Searching for common motifs among Hba- and Hbb-interacting genes, the authors discovered that many share binding sites for the erythroid-specific transactivator Klf1. As it turns out, in erythroid nuclei, Klf1 is present in relatively few foci that overlap with a subset of transcription factories. It is these Klf1-containing RNAPII foci that associate prominently with Klf1-regulated genes and are thus best described as specialized transcription factories (Fig. 1). Supporting evidence comes from the analysis of Klf1 knockout cells, in which associations between Hbb and other Klf1-regulated genes, as well as their colocalization with transcription factories, are disrupted. Non–Klf1 target associations, on the other hand, remained largely unaffected.

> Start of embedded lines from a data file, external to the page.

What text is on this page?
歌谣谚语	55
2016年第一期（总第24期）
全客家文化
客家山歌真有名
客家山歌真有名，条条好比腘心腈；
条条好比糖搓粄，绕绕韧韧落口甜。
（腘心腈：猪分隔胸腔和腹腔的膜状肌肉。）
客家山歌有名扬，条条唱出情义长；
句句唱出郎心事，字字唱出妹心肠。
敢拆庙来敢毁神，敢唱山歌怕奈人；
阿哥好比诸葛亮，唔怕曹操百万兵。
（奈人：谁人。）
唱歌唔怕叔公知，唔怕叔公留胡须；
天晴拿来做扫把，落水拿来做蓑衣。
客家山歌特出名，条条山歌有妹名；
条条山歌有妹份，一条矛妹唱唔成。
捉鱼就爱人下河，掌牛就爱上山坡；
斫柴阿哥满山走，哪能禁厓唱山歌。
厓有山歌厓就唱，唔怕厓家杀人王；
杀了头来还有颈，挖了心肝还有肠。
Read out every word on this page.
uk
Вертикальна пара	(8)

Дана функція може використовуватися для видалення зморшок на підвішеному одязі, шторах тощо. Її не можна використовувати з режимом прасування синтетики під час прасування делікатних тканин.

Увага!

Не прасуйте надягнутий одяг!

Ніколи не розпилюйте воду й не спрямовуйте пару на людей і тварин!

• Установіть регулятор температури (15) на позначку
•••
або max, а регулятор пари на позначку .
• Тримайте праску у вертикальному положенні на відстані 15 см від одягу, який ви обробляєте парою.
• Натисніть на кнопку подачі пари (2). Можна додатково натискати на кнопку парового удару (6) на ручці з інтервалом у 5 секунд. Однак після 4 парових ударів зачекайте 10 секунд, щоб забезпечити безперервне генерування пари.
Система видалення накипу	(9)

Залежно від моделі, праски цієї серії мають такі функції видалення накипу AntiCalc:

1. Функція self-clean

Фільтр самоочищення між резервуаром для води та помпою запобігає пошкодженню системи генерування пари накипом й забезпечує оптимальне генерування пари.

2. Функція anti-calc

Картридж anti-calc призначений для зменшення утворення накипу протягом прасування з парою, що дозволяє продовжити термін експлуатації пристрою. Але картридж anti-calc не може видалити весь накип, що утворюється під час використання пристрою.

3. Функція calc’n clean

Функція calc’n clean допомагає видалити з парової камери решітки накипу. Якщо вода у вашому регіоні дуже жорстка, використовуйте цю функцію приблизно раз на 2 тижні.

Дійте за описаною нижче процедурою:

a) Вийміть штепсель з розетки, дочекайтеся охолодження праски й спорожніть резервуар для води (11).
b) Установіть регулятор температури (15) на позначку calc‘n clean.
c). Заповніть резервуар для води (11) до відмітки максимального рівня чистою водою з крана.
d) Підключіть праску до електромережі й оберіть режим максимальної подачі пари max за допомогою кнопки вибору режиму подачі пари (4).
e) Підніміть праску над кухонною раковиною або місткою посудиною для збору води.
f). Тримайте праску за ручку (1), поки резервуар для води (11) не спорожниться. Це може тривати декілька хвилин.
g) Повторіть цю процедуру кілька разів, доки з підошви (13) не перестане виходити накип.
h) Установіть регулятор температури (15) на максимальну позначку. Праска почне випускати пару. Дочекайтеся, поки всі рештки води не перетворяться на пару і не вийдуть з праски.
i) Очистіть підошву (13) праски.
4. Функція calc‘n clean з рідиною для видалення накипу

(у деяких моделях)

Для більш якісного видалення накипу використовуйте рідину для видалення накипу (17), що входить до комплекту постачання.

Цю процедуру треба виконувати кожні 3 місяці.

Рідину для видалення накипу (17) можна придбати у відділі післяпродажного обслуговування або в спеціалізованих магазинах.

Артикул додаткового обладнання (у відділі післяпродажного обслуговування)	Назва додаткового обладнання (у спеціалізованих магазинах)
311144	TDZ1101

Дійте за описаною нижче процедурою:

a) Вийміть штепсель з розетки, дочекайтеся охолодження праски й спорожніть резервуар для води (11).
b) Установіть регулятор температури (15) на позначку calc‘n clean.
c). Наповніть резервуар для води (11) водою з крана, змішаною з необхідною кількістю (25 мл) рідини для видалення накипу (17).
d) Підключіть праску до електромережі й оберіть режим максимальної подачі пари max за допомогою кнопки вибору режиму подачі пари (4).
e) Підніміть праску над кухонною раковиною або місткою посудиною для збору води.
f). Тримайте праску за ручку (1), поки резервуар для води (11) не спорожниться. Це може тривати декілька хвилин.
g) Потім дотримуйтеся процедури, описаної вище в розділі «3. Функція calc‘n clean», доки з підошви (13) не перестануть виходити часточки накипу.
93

Clearly, the demonstrated interactions of Hbb and Hba with other transcribed genes do not occur simultaneously in each erythroid nucleus. Instead, given the dynamics of nuclear organization and the stochastic nature of gene transcription, at any given time a smaller and varied subset of interactions is to be expected. Still, the study reveals a genomic view of preferred active interaction partners of two network hubs (Hba and Hbb), as well as the existence of long-suspected, but until now not demonstrated, specialized transcription factories that boost the expression of erythroid-specific genes.

Anchors away

Since the description of the 3C method by Dekker et al.8, variations of this technique have been used to probe the local conformation of complex gene loci as well as genomic regions of ever-increasing size9,10,11,12. Almost all of these studies, including the work by Schoenfelder et al.7, have been anchored to a particular locus with specific bait primers, which increases the specificity of the assay but also biases it. Interactions between other loci of the network (such as that between Uros and Eraf here) are not registered. Another recent study describes the interactome of estrogen receptor–bound chromatin in a human epithelial adenocarcinoma cell line by ChIP and PET without the use of an anchor6. The results revealed an unbiased map of estrogen receptor binding sites and their interactions. However, the interactome failed to be truly genomic, as interchromosomal interactions between binding sites were not reproducibly detected, possibly in part due to the variable and abnormal karyotype of these cells. A promising alternative for probing genomic interactions may be the recently published Hi-C method5. As this method is also sequencing based and unbiased, it is capable of reliably uncovering highly detailed chromosomal interactions both in cis and in trans. It could easily be adapted to include a ChIP step to restrict the analysis to tissue-, pathway- or activity-specific chromatin-gene networks. Regardless, an important remaining question is whether the preferential gene associations at common transcription factories (in particular the specialized type) or other nuclear bodies occur by self-assembly or active recruitment.